Rhoda Elizabeth Reddock is professor of Gender, Social Change and Development and former head of the Centre for Gender and Development Studies at The UWI St. Augustine Campus. Her research and teaching interests have been multidisciplinary but have been concentrated in the broad areas of development studies, women, masculinities and gender. She has served as consultant to a number of regional and international agencies, including the CARICOM Secretariat, European Union (EU), Food and Agriculture Organisation (FAO), the International Labour Organisation (ILO), United Nations Development Programme (UNDP), the United Nations Development Fund for Women (UNIFEM), AWID and the Government of Trinidad and Tobago.

She holds a BSc Social Administration from The UWI (St. Augustine and Mona Campuses), a Masters of Development Studies from the Institute of Social Studies, The Hague and a Doctorat, Social Sciences (Applied Sociology) from the University of Amsterdam. A graduate of Bishop Anstey High School, Prof Reddock’s academic career began as a lecturer at Cipriani Labour College and associate lecturer at the Institute of Social Studies, The Hague. She began her UWI career as a research fellow at the Institute for Social and Economic Research of the UWI St. Augustine Campus in 1985; then became a lecturer in the Department of Sociology in 1990. She was actively involved in the process leading up to the institutionalisation of gender studies at UWI and assumed her former position as head, Centre for Gender and Development Studies, St. Augustine in 1994.

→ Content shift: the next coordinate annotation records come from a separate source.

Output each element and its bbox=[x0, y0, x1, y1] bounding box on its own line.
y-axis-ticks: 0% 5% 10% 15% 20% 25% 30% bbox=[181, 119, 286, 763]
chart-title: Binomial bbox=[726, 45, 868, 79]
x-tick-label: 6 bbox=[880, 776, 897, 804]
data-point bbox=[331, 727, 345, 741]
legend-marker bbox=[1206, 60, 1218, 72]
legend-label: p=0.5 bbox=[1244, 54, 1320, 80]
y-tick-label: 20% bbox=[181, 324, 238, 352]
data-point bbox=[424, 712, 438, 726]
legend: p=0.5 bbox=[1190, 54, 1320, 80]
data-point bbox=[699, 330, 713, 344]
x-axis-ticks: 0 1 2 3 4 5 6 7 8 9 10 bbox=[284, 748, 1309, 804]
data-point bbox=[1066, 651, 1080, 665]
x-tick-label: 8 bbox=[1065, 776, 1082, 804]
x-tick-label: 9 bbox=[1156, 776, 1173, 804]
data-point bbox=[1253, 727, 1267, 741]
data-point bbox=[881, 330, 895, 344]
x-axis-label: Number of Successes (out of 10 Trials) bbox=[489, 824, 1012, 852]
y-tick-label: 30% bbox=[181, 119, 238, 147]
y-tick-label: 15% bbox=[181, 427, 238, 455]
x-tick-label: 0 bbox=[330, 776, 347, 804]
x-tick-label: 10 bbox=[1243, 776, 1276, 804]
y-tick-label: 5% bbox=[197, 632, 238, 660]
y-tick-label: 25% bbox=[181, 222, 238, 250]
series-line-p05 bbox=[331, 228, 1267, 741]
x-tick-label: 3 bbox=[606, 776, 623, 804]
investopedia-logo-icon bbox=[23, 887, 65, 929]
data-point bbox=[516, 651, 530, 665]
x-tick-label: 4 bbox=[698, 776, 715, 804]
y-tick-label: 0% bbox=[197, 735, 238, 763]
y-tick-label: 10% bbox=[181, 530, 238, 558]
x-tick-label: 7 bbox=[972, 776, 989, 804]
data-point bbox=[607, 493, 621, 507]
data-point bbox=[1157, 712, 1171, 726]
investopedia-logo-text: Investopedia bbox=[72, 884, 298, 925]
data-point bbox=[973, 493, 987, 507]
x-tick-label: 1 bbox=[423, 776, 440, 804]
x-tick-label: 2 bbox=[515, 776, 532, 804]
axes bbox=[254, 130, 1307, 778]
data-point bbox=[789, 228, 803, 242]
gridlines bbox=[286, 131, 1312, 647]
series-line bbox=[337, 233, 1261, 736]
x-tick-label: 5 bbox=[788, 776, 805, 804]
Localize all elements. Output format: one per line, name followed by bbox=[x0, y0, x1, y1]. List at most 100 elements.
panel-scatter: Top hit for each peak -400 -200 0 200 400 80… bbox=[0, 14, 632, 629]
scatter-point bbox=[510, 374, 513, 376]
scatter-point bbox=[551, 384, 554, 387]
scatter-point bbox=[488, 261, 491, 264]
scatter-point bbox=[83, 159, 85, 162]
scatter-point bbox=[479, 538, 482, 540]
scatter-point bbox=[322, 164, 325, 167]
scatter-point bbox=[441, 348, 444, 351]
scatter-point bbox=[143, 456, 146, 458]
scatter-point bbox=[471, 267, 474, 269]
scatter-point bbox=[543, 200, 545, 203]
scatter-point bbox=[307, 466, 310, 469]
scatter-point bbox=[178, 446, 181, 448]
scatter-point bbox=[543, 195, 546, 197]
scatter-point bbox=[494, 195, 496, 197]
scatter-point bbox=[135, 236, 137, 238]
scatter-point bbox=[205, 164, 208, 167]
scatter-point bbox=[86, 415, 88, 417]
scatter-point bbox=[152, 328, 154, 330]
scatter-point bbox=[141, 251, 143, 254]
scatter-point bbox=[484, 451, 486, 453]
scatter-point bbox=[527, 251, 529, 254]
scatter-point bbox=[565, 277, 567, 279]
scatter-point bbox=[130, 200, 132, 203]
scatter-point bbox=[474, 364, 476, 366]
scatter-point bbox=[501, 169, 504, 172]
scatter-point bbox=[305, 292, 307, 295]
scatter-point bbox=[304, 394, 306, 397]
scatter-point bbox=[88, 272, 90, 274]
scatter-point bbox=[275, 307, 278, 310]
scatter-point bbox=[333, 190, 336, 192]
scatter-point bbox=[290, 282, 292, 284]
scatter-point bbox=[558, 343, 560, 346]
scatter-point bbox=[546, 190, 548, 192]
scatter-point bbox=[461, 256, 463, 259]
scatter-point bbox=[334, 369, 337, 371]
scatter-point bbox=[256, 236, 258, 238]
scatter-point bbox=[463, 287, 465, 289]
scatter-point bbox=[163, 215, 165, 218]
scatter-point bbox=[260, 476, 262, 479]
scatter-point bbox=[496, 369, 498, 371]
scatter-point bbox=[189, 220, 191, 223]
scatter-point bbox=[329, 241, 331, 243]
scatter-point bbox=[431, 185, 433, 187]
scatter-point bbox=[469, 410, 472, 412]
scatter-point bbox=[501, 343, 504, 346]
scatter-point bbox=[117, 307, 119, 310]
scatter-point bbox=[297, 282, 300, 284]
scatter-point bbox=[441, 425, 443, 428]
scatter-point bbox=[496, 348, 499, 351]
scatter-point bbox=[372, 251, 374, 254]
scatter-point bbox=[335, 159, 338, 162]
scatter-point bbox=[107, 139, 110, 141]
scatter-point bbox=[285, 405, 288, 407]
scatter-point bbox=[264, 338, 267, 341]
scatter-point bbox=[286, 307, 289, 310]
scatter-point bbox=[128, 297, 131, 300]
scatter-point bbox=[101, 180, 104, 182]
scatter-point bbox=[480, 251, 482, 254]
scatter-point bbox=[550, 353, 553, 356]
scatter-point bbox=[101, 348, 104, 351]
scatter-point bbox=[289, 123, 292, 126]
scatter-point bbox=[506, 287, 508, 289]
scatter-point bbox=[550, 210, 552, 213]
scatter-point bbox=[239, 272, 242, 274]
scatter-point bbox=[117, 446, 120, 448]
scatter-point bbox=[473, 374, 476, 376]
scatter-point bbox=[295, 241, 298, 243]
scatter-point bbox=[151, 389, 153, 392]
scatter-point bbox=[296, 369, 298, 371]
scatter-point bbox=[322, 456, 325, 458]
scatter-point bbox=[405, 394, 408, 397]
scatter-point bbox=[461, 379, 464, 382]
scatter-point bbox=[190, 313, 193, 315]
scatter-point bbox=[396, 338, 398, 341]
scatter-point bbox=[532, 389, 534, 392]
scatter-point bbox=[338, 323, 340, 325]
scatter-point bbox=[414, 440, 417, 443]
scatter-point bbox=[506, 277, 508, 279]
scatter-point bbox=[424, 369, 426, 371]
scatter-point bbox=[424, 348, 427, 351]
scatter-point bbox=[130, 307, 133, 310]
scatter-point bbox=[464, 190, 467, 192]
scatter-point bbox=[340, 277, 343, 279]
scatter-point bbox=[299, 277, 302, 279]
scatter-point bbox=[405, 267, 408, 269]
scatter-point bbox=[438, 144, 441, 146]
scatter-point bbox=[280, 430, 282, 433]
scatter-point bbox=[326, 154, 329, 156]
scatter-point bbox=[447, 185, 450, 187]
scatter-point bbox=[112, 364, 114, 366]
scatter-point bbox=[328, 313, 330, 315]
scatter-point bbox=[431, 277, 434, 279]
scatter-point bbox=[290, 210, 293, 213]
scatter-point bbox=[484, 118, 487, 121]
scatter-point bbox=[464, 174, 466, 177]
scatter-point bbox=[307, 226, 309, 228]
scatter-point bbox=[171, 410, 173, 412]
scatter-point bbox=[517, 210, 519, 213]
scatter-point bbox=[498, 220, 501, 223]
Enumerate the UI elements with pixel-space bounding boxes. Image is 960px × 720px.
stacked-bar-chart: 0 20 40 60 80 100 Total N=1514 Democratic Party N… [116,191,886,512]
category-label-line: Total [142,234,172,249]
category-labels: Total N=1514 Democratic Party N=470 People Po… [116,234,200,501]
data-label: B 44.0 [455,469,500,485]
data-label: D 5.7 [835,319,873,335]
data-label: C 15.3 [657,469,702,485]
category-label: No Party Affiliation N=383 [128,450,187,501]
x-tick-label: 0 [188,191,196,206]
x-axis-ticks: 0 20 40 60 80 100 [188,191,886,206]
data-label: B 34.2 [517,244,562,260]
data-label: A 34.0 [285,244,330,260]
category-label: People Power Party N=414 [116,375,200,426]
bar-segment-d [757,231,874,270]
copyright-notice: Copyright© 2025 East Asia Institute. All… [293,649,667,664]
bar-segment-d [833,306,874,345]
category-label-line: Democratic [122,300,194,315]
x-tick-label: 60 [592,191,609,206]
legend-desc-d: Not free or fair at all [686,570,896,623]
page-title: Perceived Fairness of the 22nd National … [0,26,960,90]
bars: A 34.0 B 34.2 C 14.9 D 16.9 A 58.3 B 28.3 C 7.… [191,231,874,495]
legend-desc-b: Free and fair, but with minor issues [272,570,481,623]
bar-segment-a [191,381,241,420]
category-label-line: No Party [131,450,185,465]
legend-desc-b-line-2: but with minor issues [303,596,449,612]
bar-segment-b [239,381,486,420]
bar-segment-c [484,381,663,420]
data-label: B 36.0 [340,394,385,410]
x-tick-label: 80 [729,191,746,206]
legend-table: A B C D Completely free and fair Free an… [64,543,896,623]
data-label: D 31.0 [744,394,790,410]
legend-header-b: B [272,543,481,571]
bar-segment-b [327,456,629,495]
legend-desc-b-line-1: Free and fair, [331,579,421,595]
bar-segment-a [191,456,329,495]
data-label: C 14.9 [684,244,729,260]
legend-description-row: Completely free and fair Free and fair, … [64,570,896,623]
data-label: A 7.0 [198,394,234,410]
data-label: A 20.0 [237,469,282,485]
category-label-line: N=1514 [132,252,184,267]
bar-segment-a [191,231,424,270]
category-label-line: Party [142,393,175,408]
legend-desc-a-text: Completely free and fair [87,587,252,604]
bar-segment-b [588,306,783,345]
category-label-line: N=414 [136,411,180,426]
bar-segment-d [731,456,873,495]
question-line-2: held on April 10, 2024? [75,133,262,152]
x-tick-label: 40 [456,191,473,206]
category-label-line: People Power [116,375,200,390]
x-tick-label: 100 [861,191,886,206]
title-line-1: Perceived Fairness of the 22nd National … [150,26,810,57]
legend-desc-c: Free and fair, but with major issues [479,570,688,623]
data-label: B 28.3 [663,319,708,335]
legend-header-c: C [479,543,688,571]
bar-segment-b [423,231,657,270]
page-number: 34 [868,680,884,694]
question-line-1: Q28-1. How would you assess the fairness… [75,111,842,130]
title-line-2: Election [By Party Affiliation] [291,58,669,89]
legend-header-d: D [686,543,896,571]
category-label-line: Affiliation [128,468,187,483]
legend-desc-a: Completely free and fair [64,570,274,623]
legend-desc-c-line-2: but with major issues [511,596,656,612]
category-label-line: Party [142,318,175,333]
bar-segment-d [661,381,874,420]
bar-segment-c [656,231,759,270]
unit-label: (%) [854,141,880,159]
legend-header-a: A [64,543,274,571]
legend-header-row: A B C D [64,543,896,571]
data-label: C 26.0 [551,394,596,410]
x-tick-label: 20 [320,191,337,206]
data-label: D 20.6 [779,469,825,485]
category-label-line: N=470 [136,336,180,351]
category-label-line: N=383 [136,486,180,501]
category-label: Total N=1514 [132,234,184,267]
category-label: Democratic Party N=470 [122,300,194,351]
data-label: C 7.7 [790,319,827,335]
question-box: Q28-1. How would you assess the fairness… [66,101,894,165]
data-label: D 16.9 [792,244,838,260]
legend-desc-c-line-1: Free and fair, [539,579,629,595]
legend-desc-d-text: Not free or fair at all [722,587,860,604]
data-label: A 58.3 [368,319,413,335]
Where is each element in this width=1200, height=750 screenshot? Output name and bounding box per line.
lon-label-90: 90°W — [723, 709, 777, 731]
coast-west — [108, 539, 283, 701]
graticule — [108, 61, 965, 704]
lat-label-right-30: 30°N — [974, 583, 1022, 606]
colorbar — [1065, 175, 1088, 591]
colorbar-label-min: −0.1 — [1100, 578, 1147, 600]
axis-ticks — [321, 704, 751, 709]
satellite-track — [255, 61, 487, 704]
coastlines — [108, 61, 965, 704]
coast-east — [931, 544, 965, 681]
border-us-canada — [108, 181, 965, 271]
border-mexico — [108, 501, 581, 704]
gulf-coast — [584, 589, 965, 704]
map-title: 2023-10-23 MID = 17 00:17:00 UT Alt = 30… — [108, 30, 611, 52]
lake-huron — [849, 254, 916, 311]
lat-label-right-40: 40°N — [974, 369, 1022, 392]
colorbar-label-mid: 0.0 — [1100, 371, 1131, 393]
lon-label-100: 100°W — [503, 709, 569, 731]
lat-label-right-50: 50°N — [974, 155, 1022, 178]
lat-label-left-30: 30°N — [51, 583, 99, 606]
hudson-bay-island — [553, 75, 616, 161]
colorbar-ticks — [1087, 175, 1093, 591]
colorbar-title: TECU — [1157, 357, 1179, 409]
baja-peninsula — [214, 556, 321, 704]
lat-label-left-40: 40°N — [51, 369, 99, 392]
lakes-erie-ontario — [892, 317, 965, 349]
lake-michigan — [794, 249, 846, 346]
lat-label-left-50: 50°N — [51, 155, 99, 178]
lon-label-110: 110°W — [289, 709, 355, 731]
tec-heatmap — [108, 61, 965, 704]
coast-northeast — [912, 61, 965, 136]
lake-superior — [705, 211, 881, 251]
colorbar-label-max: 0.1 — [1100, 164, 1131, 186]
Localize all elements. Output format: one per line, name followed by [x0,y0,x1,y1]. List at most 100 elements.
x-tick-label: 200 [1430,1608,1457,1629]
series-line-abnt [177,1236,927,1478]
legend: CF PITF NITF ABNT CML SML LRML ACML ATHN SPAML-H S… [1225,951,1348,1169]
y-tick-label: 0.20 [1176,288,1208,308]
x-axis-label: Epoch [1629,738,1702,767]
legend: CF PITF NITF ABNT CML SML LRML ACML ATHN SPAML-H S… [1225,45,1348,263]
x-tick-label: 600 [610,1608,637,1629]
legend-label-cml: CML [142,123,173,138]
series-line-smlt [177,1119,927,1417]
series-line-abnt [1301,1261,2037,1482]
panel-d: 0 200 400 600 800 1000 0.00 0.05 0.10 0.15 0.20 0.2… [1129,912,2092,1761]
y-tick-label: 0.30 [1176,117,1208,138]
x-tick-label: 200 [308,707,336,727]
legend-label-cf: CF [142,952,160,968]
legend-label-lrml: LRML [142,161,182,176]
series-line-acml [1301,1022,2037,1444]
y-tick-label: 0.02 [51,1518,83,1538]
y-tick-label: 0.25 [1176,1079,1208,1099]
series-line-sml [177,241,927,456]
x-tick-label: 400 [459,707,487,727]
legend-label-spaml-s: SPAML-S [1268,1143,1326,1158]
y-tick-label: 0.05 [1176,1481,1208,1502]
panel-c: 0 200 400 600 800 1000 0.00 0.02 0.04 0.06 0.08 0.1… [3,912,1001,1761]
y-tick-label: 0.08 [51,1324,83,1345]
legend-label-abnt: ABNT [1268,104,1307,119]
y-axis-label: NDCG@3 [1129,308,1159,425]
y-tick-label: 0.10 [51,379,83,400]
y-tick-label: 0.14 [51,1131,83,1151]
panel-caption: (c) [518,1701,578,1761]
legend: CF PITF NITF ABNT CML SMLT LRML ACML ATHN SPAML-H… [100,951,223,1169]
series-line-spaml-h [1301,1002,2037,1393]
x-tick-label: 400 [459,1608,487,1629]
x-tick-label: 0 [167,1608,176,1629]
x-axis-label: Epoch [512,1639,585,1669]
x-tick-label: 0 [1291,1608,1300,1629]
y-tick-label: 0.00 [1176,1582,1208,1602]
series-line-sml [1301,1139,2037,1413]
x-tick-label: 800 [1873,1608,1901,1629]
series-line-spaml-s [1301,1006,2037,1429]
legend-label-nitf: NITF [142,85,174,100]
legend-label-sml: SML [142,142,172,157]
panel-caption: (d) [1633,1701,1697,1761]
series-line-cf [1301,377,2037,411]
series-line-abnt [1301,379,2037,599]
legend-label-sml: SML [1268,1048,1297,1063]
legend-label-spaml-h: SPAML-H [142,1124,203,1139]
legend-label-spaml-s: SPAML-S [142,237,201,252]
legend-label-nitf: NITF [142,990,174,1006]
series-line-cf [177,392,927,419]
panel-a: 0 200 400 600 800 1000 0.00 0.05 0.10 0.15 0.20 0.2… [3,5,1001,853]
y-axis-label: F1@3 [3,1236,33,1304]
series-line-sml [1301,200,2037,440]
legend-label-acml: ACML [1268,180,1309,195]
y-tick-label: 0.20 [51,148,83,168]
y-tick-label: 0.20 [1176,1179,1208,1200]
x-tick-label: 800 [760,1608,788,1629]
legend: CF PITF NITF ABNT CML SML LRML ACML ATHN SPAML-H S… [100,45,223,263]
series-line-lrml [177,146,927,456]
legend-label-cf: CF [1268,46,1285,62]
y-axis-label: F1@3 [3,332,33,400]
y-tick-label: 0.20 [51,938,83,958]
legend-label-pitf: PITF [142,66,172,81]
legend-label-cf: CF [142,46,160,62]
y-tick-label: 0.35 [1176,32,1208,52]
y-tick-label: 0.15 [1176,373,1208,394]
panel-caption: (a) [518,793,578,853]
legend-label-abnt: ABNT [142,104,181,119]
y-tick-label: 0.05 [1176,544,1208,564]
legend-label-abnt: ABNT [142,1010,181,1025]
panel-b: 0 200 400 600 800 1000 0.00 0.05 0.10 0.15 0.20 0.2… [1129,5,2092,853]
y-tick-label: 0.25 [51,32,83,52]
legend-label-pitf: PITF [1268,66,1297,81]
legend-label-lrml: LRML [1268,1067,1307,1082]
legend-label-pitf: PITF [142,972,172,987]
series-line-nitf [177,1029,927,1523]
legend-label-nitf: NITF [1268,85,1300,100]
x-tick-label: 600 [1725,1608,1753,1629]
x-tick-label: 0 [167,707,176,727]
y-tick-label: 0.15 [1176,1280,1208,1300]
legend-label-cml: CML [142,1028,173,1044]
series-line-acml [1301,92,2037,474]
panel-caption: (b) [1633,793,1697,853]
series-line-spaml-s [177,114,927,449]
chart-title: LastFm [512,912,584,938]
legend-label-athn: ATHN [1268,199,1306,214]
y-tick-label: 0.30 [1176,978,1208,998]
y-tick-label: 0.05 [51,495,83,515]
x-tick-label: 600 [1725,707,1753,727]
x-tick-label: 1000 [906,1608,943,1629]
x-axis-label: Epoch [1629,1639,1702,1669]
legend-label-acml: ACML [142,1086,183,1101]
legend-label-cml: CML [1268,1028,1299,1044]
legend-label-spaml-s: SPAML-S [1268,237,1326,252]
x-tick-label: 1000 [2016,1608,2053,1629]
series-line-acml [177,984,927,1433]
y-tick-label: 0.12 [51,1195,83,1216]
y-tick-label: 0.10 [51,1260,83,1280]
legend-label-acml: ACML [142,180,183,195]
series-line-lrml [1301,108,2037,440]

Prof Reddock was a founding member and first chair of the Caribbean Association for Feminist Research and Action (CAFRA); an advisor to the Global Fund for Women and a member of the Regional Advisory Committee of the Global Coalition on Women, Girls and AIDS established by UNAIDS. She is also a founding member of the Caribbean Network on Studies of Masculinity. In addition she has served as deputy chair and Chair of the personnel committee of the Board of NIHERST (The National Institute, Higher Education Science and Technology) from 1996-2003 and on the board of the Mount Hope Patients’ Trust Fund. More recently she has been lead researcher of the action /research project – Breaking the Silence: Child Sexual Abuse and Implications for HIV which is spearheading a national campaign.